Soal Kepala Kantor Kemenag Gresik Muafaq Wirahadi, Romy menyatakan, Lukman juga tak tahu karena tidak mendapatkan aspirasi dari dirinya.
"Dan karena pengangkatan Kakan Kemenag kabupaten, kota adalah kewenangan bawahannya. Yang sebenarnya terjadi dan terungkap di persidangan adalah, Haris Hasanudin lah yang menginginkan Muafaq. Karena Muafaq adalah bawahan Haris sejak tahun 2011," ujarnya.
Romy juga menegaskan, Ketua Panitia Seleksi Jabatan Nur Kholis Setiawan tidak pernah ia intervensi, baik untuk meloloskan Haris Hasanuddin dan Muafaq Wirahadi.
"Ahmadi selaku Ketua Panitia Pelaksana Seleksi perkara Haris, maupun selaku Kabiro Kepegawaian Kemenag RI untuk perkara Muafaq menyatakan tidak pernah saya intervensi," tutur dia.
"Berdasarkan uraian di atas, tuntutan adanya intervensi jelas tidak terbukti," kata dia.
Romy dituntut 4 tahun penjara dan denda Rp 250 juta subsider 5 bulan kurungan oleh jaksa KPK, Senin (6/1/2020).
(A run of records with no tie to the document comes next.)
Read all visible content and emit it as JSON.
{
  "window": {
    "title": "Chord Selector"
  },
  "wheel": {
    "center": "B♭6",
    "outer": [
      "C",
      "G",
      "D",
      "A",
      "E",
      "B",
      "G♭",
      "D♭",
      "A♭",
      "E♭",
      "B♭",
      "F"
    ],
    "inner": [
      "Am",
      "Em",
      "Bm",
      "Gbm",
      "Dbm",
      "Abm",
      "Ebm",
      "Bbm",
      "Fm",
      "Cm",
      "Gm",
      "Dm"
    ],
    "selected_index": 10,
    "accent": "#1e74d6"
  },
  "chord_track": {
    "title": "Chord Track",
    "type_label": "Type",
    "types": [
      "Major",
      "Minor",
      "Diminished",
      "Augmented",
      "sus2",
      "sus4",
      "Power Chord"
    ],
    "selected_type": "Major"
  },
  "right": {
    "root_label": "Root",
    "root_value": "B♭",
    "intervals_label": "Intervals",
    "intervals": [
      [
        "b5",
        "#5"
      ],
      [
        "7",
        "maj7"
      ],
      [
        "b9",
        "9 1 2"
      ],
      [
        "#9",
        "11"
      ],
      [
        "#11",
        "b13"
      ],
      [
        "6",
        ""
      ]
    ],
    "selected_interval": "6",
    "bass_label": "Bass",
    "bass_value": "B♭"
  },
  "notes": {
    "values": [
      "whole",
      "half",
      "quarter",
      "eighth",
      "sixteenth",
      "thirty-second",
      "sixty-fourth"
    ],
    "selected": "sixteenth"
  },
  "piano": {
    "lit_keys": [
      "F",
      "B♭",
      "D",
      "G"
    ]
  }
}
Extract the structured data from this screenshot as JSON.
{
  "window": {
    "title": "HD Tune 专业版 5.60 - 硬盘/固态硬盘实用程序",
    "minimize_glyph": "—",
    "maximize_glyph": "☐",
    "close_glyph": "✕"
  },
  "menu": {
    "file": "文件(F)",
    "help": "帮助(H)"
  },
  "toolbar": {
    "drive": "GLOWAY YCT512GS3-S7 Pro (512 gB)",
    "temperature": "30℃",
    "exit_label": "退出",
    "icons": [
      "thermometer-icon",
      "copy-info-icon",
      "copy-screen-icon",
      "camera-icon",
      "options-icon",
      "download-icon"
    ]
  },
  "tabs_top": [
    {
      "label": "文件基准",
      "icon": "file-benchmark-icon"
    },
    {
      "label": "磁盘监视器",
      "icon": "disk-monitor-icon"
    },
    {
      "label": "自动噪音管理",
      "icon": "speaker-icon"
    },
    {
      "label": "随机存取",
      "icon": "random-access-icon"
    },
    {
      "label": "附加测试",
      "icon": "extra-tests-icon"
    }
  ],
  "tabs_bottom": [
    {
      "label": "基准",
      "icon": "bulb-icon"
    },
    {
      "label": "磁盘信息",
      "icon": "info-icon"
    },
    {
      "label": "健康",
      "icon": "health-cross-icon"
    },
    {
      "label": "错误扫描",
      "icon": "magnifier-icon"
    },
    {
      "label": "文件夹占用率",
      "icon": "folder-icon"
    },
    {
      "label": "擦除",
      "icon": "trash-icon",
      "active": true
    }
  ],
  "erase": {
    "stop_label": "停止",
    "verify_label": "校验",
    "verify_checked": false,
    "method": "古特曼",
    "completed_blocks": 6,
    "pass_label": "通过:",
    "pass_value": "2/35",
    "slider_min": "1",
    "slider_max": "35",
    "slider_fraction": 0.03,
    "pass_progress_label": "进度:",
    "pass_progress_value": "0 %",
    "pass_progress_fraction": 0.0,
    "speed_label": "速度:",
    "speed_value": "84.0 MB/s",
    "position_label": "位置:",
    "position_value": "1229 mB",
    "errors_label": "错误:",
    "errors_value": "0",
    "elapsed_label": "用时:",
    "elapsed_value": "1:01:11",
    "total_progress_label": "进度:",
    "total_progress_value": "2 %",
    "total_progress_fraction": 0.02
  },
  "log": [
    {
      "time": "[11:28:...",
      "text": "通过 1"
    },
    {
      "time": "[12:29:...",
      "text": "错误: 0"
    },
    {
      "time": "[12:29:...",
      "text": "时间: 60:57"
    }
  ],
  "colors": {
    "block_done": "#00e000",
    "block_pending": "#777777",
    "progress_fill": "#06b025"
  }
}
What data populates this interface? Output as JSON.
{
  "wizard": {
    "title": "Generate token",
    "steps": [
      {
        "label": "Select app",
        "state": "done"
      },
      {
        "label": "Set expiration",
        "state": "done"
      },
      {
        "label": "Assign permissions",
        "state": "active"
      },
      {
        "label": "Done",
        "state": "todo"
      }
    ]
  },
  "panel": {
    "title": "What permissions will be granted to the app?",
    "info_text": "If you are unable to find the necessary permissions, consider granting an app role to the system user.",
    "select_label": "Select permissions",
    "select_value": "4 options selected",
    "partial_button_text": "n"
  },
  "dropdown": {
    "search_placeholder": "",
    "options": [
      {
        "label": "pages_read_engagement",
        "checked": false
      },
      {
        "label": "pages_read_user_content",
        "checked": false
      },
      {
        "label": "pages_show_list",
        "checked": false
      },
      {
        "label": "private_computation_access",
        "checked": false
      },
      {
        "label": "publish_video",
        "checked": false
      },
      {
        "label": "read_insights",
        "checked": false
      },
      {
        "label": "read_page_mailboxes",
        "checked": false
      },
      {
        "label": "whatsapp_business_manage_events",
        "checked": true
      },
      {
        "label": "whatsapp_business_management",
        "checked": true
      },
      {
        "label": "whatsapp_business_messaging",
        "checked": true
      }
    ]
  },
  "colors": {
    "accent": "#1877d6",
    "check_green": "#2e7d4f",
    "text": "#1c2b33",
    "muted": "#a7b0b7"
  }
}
Selain itu, jaksa juga menuntut agar majelis hakim mencabut hak politik Romy selama 5 tahun setelah selesai menjalani pidana pokoknya.
Kemudian, jaksa juga menuntut majelis hakim menjatuhkan hukuman membayar uang pengganti sebesar Rp 46,4 juta. Itu merupakan jumlah sisa dari penerimaan suap yang didakwakan jaksa ke Romy yang telah dikembalikan serta disita KPK.